HU-25 "Guardian" jet aircraft stand alert duty in support of the Eighth Coast Guard District missions including Search and Rescue, Marine Environmental Protection, and Enforcement of the Maritime Laws and Treaties.
In 1966, the vacant 232-acre Air Force Reserve facility located at Bates Field in Mobile was acquired by the Coast Guard. On 17 December 1966, Air Station Mobile was officially commissioned with the transfer of HU-16E "Albatross" aircraft from Air Station Biloxi, MS and establishment of the fixed-wing and rotary-wing pilot training units. Air Station Mobile became the Aviation Training Center and was designated a headquarters unit under the direct control of the Commandant of the Coast Guard.
Coast Guard Air Station Mobile is charged with a twofold Coast Guard operational function. The first is to provide Air Search and Rescue resources for the Gulf of Mexico from Cape San Blas, Florida to Sabine Pass, Texas. The second is to provide operational training type aircraft. Pilots with little or no experience in one type (helicopter or fixed wing) undergo both initial qualification and transitional training at this station. In addition, during summer months, an aviation professional training program is conducted at this station for cadets of the U.S. Coast Guard Academy. At the time of its establishment, Air Station Mobile was the only Coast Guard pilot training school in the country.
The Helicopter Icebreaker Support Unit (IBSU), now known as the Polar Operations Division (POPDIV), was created at the air station in 1969. HH-65 "Dolphin" helicopters from POPDIV deploy aboard Coast Guard Icebreakers to both the Arctic and Antarctic regions where they support Coast Guard missions by flying scientific, logistic, and occasionally, SAR missions. POPDIV crews returned from an historic mission to the North Pole in 1994 aboard USCGC Polar Sea as the first U.S. surface ship and helicopter to reach 90 degrees North.
The Training Division provides initial and recurrent training to all Coast Guard HU-25, HH-65, and HH-60 pilots in addition to conducting aircrew training, and ensuring Coast Guard Air Stations and flight-deck equipped Coast Guard Cutters are mission ready. Each Coast Guard jet and helicopter pilot receives an initial transition into Coast Guard aircraft and returns once a year for a week of intensive refresher training on one of the three flight simulators located at ATC, including the new $25 million dollar HH-60 "Jayhawk"simulator.
With well over 400 active duty military, civilian and contract personnel, and a payroll of over 17 million dollars, the Aviation Training Center is one of the larger air units in the Coast Guard and is one of the largest non-industrial employers in the Mobile area.
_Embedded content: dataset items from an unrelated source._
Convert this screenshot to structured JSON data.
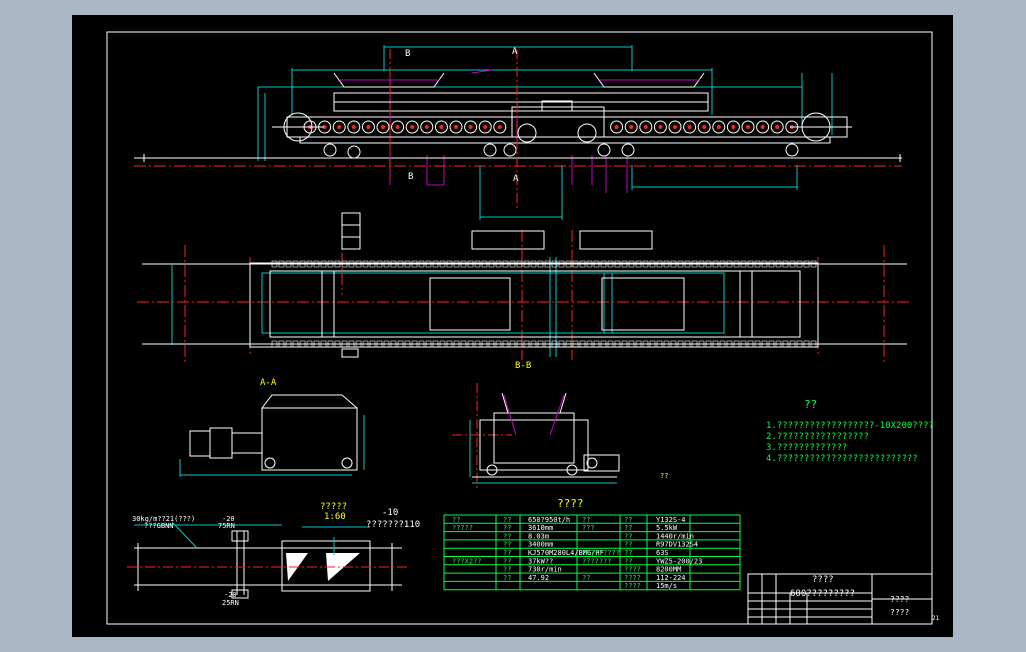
{
  "colors": {
    "background": "#a9b6c6",
    "sheet": "#000000",
    "line": "#ffffff",
    "center": "#ff2020",
    "dimension": "#00c8c8",
    "hidden": "#c800c8",
    "text_yellow": "#ffff00",
    "text_green": "#00ff40"
  },
  "section_markers": {
    "b_top": "B",
    "a_top": "A",
    "b_bottom": "B",
    "a_bottom": "A"
  },
  "view_labels": {
    "section_aa": "A-A",
    "section_bb": "B-B"
  },
  "notes": {
    "heading": "??",
    "lines": [
      "1.??????????????????-10X200????",
      "2.?????????????????",
      "3.?????????????",
      "4.??????????????????????????"
    ]
  },
  "detail": {
    "label_top_left": "30kg/m??21(???)",
    "label_top_left2": "???GBNN",
    "dim_20_top": "-20",
    "dim_75": "75RN",
    "dim_20_bottom": "-20",
    "dim_25": "25RN",
    "scale_title": "?????",
    "scale_value": "1:60",
    "callout_10": "-10",
    "callout_110": "???????110"
  },
  "spec_table": {
    "title": "????",
    "marker": "??",
    "rows": [
      [
        "??",
        "??",
        "650?950t/h",
        "??",
        "??",
        "Y132S-4"
      ],
      [
        "?????",
        "??",
        "3610mm",
        "???",
        "??",
        "5.5kW"
      ],
      [
        "",
        "??",
        "8.03m",
        "",
        "??",
        "1440r/min"
      ],
      [
        "",
        "??",
        "3400mm",
        "",
        "??",
        "R97DV132S4"
      ],
      [
        "",
        "??",
        "KJ570M280L4/BMG/HF",
        "?????????",
        "??",
        "63S"
      ],
      [
        "???X2??",
        "??",
        "37kW??",
        "???????",
        "??",
        "YWZ5-200/23"
      ],
      [
        "",
        "??",
        "730r/min",
        "",
        "????",
        "8200MM"
      ],
      [
        "",
        "??",
        "47.92",
        "??",
        "????",
        "112-224"
      ],
      [
        "",
        "",
        "",
        "",
        "????",
        "15m/s"
      ]
    ]
  },
  "title_block": {
    "drawing_title": "????",
    "subtitle": "600?????????",
    "field_a": "????",
    "field_b": "????",
    "sheet_no": "21"
  }
}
With a focused vision, each of the eight divisions of the Aviation Training Center - Operations, Training, Polar Operations, Aviation Engineering, Health and Human Services, Comptroller, Services, and Facilities Engineering - work together as a team to support Coast Guard missions worldwide.
USCG Aviation Polar Operations is based at the Coast Guard Aviation Training Center in Mobile, Alabama. Polar Operations Division (POPDIV) provides Aviation Detachments (AVDETS) for worldwide deployments with the Coast Guard icebreaker fleet. Deployments are planned for a variety of tactical air support mission profiles and over extended periods. Each AVDET team consists of highly trained and motivated aircrews, mission capable / specific HH-65A aircraft, and integral maintenance / logistics support.